For some reason Tim Cook thinks China will allow VPNs to return to the App Store

This year has seen Apple widely criticized for aiding China’s censorship push by removing VPN apps from its App Store in China. Company CEO Tim Cook painted a rather rosy picture of the situation with comments at the Fortune Forum in Chinese city Guangzhou.

“My hope over time is that some of the things, the couple of things that’s been pulled, come back. I have great hope on that and great optimism on that,” Reuters quoted Cook as saying.

There’s quite a lot to unpack from such a short statement.

Firstly, Apple didn’t just remove a “couple of things” from the reach of China-based users. It would be more accurate to say a couple of hundred, but even that is under counting.

Initial reports in July, when news of the removals surfaced, suggested that around 60 apps, mostly VPNs, were removed from the Chinese version of the App Store. However, last month, two U.S. senators put the number at 674 apps in 2017, more than double the total removed last year, and they include mainstream services like Skype.

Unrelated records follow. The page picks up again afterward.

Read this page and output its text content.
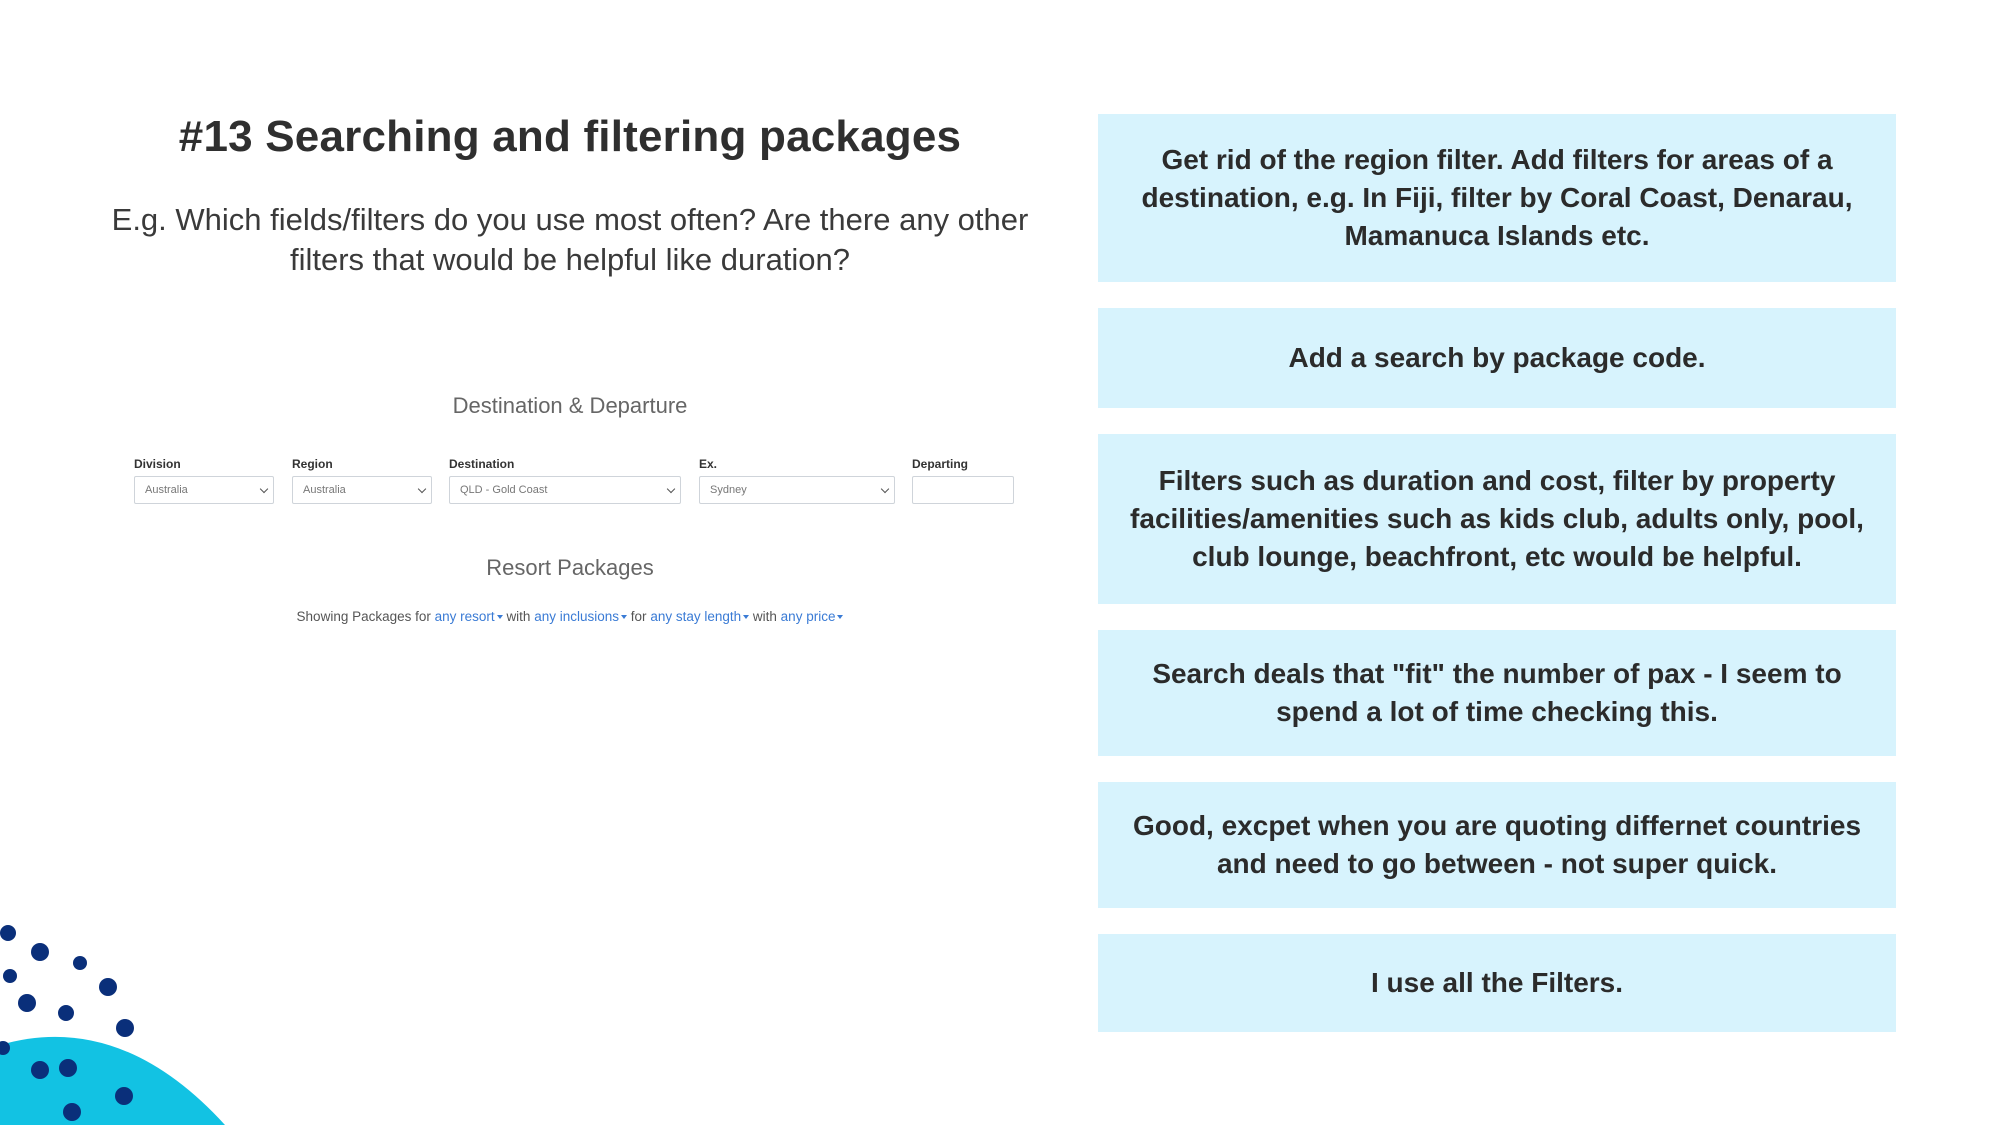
#13 Searching and filtering packages

E.g. Which fields/filters do you use most often? Are there any other filters that would be helpful like duration?

Destination & Departure
Division
Australia
Region
Australia
Destination
QLD - Gold Coast
Ex.
Sydney
Departing
Resort Packages
Showing Packages for any resort with any inclusions for any stay length with any price
Get rid of the region filter. Add filters for areas of a destination, e.g. In Fiji, filter by Coral Coast, Denarau, Mamanuca Islands etc.
Add a search by package code.
Filters such as duration and cost, filter by property facilities/amenities such as kids club, adults only, pool, club lounge, beachfront, etc would be helpful.
Search deals that "fit" the number of pax - I seem to spend a lot of time checking this.
Good, excpet when you are quoting differnet countries and need to go between - not super quick.
I use all the Filters.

As for whether apps will be returned to the App Store, Cook is looking to positives when all signs in reality indicate otherwise.

Under President Xi Jinping, China has advanced its internet censorship push to unprecedented levels. Beyond a clampdown on VPNs began prior to this year and reached crescendo with Apple’s action in July, Beijing has upgraded its ‘Great Firewall’ censorship system, placed restrictions on live-streaming services, celebrity gossip media and interfered with messaging apps to name just a handful of key flashpoints.

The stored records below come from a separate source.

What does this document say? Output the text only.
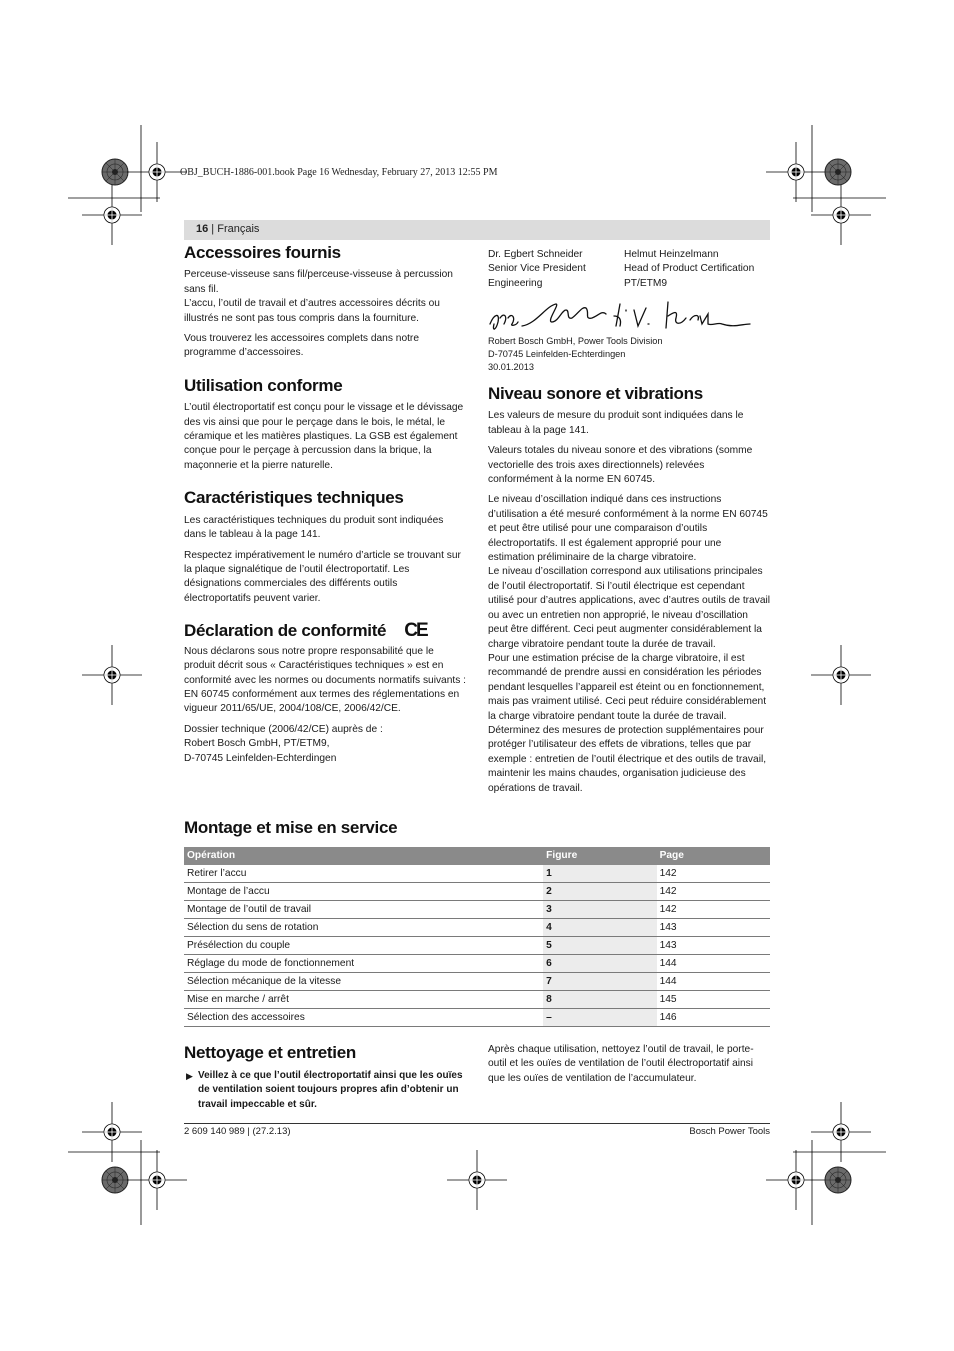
OBJ_BUCH-1886-001.book Page 16 Wednesday, February 27, 2013 12:55 PM
16 | Français
Accessoires fournis

Perceuse-visseuse sans fil/perceuse-visseuse à percussion sans fil.

L’accu, l’outil de travail et d’autres accessoires décrits ou illustrés ne sont pas tous compris dans la fourniture.

Vous trouverez les accessoires complets dans notre programme d’accessoires.

Utilisation conforme

L’outil électroportatif est conçu pour le vissage et le dévissage des vis ainsi que pour le perçage dans le bois, le métal, le céramique et les matières plastiques. La GSB est également conçue pour le perçage à percussion dans la brique, la maçonnerie et la pierre naturelle.

Caractéristiques techniques

Les caractéristiques techniques du produit sont indiquées dans le tableau à la page 141.

Respectez impérativement le numéro d’article se trouvant sur la plaque signalétique de l’outil électroportatif. Les désignations commerciales des différents outils électroportatifs peuvent varier.

Déclaration de conformité CE

Nous déclarons sous notre propre responsabilité que le produit décrit sous « Caractéristiques techniques » est en conformité avec les normes ou documents normatifs suivants : EN 60745 conformément aux termes des réglementations en vigueur 2011/65/UE, 2004/108/CE, 2006/42/CE.

Dossier technique (2006/42/CE) auprès de :
Robert Bosch GmbH, PT/ETM9,
D-70745 Leinfelden-Echterdingen

Dr. Egbert Schneider
Senior Vice President
Engineering
Helmut Heinzelmann
Head of Product Certification
PT/ETM9
Robert Bosch GmbH, Power Tools Division
D-70745 Leinfelden-Echterdingen
30.01.2013
Niveau sonore et vibrations

Les valeurs de mesure du produit sont indiquées dans le tableau à la page 141.

Valeurs totales du niveau sonore et des vibrations (somme vectorielle des trois axes directionnels) relevées conformément à la norme EN 60745.

Le niveau d’oscillation indiqué dans ces instructions d’utilisation a été mesuré conformément à la norme EN 60745 et peut être utilisé pour une comparaison d’outils électroportatifs. Il est également approprié pour une estimation préliminaire de la charge vibratoire.

Le niveau d’oscillation correspond aux utilisations principales de l’outil électroportatif. Si l’outil électrique est cependant utilisé pour d’autres applications, avec d’autres outils de travail ou avec un entretien non approprié, le niveau d’oscillation peut être différent. Ceci peut augmenter considérablement la charge vibratoire pendant toute la durée de travail.

Pour une estimation précise de la charge vibratoire, il est recommandé de prendre aussi en considération les périodes pendant lesquelles l’appareil est éteint ou en fonctionnement, mais pas vraiment utilisé. Ceci peut réduire considérablement la charge vibratoire pendant toute la durée de travail. Déterminez des mesures de protection supplémentaires pour protéger l’utilisateur des effets de vibrations, telles que par exemple : entretien de l’outil électrique et des outils de travail, maintenir les mains chaudes, organisation judicieuse des opérations de travail.

Montage et mise en service
Opération	Figure	Page
Retirer l’accu	1	142
Montage de l’accu	2	142
Montage de l’outil de travail	3	142
Sélection du sens de rotation	4	143
Présélection du couple	5	143
Réglage du mode de fonctionnement	6	144
Sélection mécanique de la vitesse	7	144
Mise en marche / arrêt	8	145
Sélection des accessoires	–	146
Nettoyage et entretien
▶ Veillez à ce que l’outil électroportatif ainsi que les ouïes de ventilation soient toujours propres afin d’obtenir un travail impeccable et sûr.

Après chaque utilisation, nettoyez l’outil de travail, le porte-outil et les ouïes de ventilation de l’outil électroportatif ainsi que les ouïes de ventilation de l’accumulateur.

2 609 140 989 | (27.2.13)	Bosch Power Tools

While not blocked entirely, WhatsApp users found that they were unable to send videos and photos through the chat app and issues seemed to extend to WeChat, China’s most popular messaging service. The censorship seemed to be linked to the response to the death of dissident Liu Xiaobo, a recipient of the Nobel Peace Prize, who lost a battle to liver cancer earlier this month having been denied permission to leave custody to seek medical treatment overseas.

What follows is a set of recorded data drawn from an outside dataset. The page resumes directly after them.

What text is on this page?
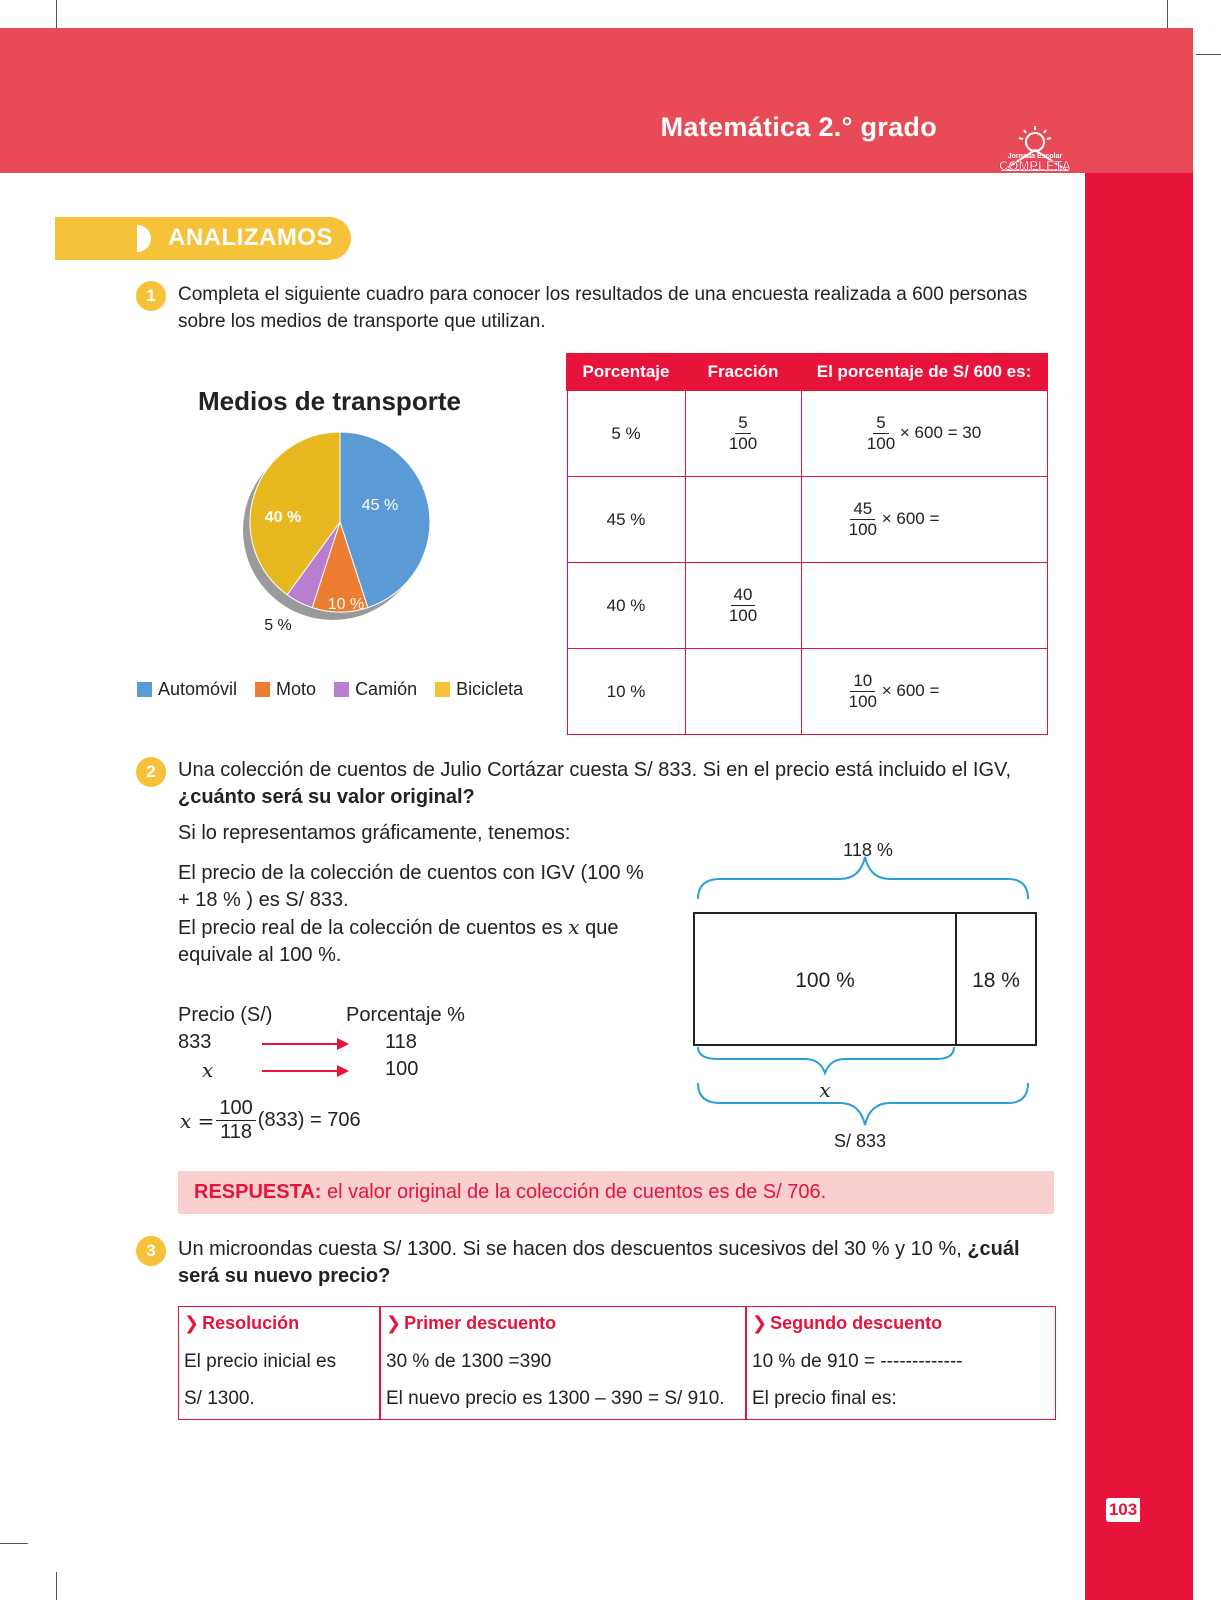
Matemática 2.° grado
Jornada Escolar
COMPLETA
SECUNDARIA
103
ANALIZAMOS
1	Completa el siguiente cuadro para conocer los resultados de una encuesta realizada a 600 personas sobre los medios de transporte que utilizan.
Medios de transporte
45 %
10 %
5 %
40 %
Automóvil Moto Camión Bicicleta
Porcentaje	Fracción	El porcentaje de S/ 600 es:
5 %	$\frac{5}{100}$	$\frac{5}{100} \times 600 = 30$
45 %		$\frac{45}{100} \times 600$ =
40 %	$\frac{40}{100}$

10 %		$\frac{10}{100} \times 600$ =
2	Una colección de cuentos de Julio Cortázar cuesta S/ 833. Si en el precio está incluido el IGV, ¿cuánto será su valor original?
Si lo representamos gráficamente, tenemos:
El precio de la colección de cuentos con IGV (100 % + 18 % ) es S/ 833.
El precio real de la colección de cuentos es x que equivale al 100 %.
Precio (S/)	Porcentaje %
833	118
x	100
$x = \frac{100}{118} (833) = 706$
118 %
100 %	18 %
x
S/ 833
RESPUESTA: el valor original de la colección de cuentos es de S/ 706.
3	Un microondas cuesta S/ 1300. Si se hacen dos descuentos sucesivos del 30 % y 10 %, ¿cuál será su nuevo precio?
❯ Resolución
El precio inicial es
S/ 1300.
❯ Primer descuento
30 % de 1300 =390
El nuevo precio es 1300 – 390 = S/ 910.
❯ Segundo descuento
10 % de 910 = -------------
El precio final es:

While Cook is right that “nothing ever changes from the sidelines,” it is hard to imagine China relaxing its stance on web censorship given all that has happened.

The reality is that Apple had little choice but to follow Beijing’s line in order to continue to do business in the lucrative Chinese market, but statements like Cook’s today are dangerous because they massively underplay the severity of the situation.